Some of our sub-processors are based outside Malaysia (e.g. Postmark in the United States). Where we transfer your personal data to a country whose laws do not provide protection comparable to PDPA, we rely on Section 129(2) PDPA exemptions (consent, performance of a contract, or our legitimate interest with appropriate safeguards). The current list and locations are in section 5.

BukuCloud is a business product. We do not knowingly collect data from children under 13. If you believe we have, contact dpo@bukucloud.com and we will delete it.

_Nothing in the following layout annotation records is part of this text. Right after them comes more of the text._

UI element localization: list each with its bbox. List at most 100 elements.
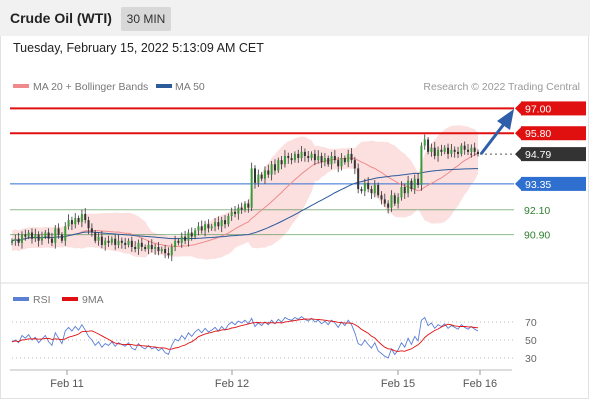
candle [353, 156, 356, 175]
legend-swatch-ma50 [156, 84, 172, 88]
candle [363, 178, 366, 197]
bollinger-band [12, 125, 478, 260]
candle [217, 216, 220, 230]
candle [100, 230, 103, 249]
level-tag-pivot [521, 176, 586, 191]
candle [187, 229, 190, 247]
candle [174, 235, 177, 252]
candle [27, 230, 30, 240]
legend-swatch-9ma [62, 297, 78, 301]
candle [104, 237, 107, 251]
candle [37, 231, 40, 247]
candle [440, 144, 443, 156]
candle [227, 213, 230, 227]
candle [74, 213, 77, 229]
candle [387, 200, 390, 214]
candle [390, 190, 393, 212]
level-tag-resistance [521, 126, 586, 141]
candle [124, 237, 127, 250]
candle [477, 149, 479, 157]
candle [224, 215, 227, 229]
candle [447, 143, 450, 159]
level-tag-pointer [515, 101, 522, 116]
level-tag-last [521, 147, 586, 162]
candle [313, 149, 316, 166]
level-tag-pointer [515, 147, 522, 162]
candle [417, 172, 420, 189]
candle [460, 143, 463, 157]
level-tag-pointer [515, 126, 522, 141]
ma50-line [11, 168, 479, 242]
level-label-resistance: 95.80 [525, 128, 551, 140]
rsi-level-label: 30 [525, 353, 537, 365]
candle [347, 149, 350, 168]
chart-frame [0, 36, 589, 399]
x-tick-label: Feb 12 [215, 378, 249, 390]
legend-swatch-ma20 [13, 84, 29, 88]
chart-header: Crude Oil (WTI) 30 MIN [0, 0, 590, 36]
candle [130, 236, 133, 252]
candle [383, 193, 386, 207]
candle [393, 192, 396, 207]
candle [70, 216, 73, 231]
candle [257, 169, 260, 187]
candle [40, 231, 43, 245]
candle [134, 241, 137, 253]
x-axis: Feb 11 Feb 12 Feb 15 Feb 16 [50, 370, 497, 390]
candle [367, 177, 370, 193]
candle [413, 174, 416, 195]
candle [90, 223, 93, 237]
legend-label-ma20: MA 20 + Bollinger Bands [33, 81, 148, 93]
candle [420, 142, 423, 191]
main-legend: MA 20 + Bollinger Bands MA 50 Research ©… [13, 81, 580, 93]
timeframe-button[interactable]: 30 MIN [121, 7, 171, 31]
candle [144, 244, 147, 252]
x-tick-label: Feb 15 [381, 378, 415, 390]
candle [240, 202, 243, 214]
candle [293, 151, 296, 163]
candle [154, 243, 157, 255]
candle [267, 164, 270, 178]
candle [340, 153, 343, 171]
candle [463, 141, 466, 155]
candle [470, 144, 473, 158]
candle [244, 201, 246, 213]
candle [194, 227, 197, 240]
candle [184, 230, 187, 245]
candle [164, 244, 167, 259]
candle [11, 238, 13, 246]
candle [377, 182, 380, 198]
candle [77, 215, 80, 225]
candle [147, 240, 150, 255]
candle [30, 228, 33, 244]
candle [197, 222, 200, 236]
rsi-ma-line [11, 318, 479, 352]
candle [80, 209, 83, 228]
candle [250, 162, 253, 211]
candle [84, 208, 87, 224]
candle [370, 185, 373, 199]
candle [310, 151, 313, 161]
rsi-level-label: 70 [525, 317, 537, 329]
candle [427, 136, 430, 155]
candle [327, 155, 330, 167]
level-tag-pointer [515, 176, 522, 191]
candle [303, 148, 306, 162]
candle [430, 143, 433, 157]
candle [407, 175, 410, 198]
candle [290, 153, 293, 165]
candle [34, 228, 37, 243]
candle [180, 232, 183, 248]
candle [120, 237, 123, 249]
candle [97, 232, 100, 246]
candle [60, 232, 63, 244]
rsi-panel: 70 50 30 [11, 316, 537, 365]
candle [277, 157, 280, 173]
candle [270, 160, 273, 181]
candle [160, 246, 163, 254]
candle [350, 148, 353, 164]
candle [44, 230, 47, 240]
candle [57, 223, 60, 239]
candle [373, 179, 376, 198]
candle [87, 216, 90, 235]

We will publish material changes here and bump the version number at the top of this page. If a change affects how we process your data, we will email you and prompt you to re-accept on your next login.

Data Protection Officer: dpo@bukucloud.com. General privacy enquiries: privacy@bukucloud.com.

Postal address: BukuCloud Sdn Bhd, Wisma KFC, Jln Sultan Ismail, 50250 Kuala Lumpur, Malaysia.

You also have the right to lodge a complaint with the Personal Data Protection Department (Jabatan Perlindungan Data Peribadi), Ministry of Communications, Malaysia.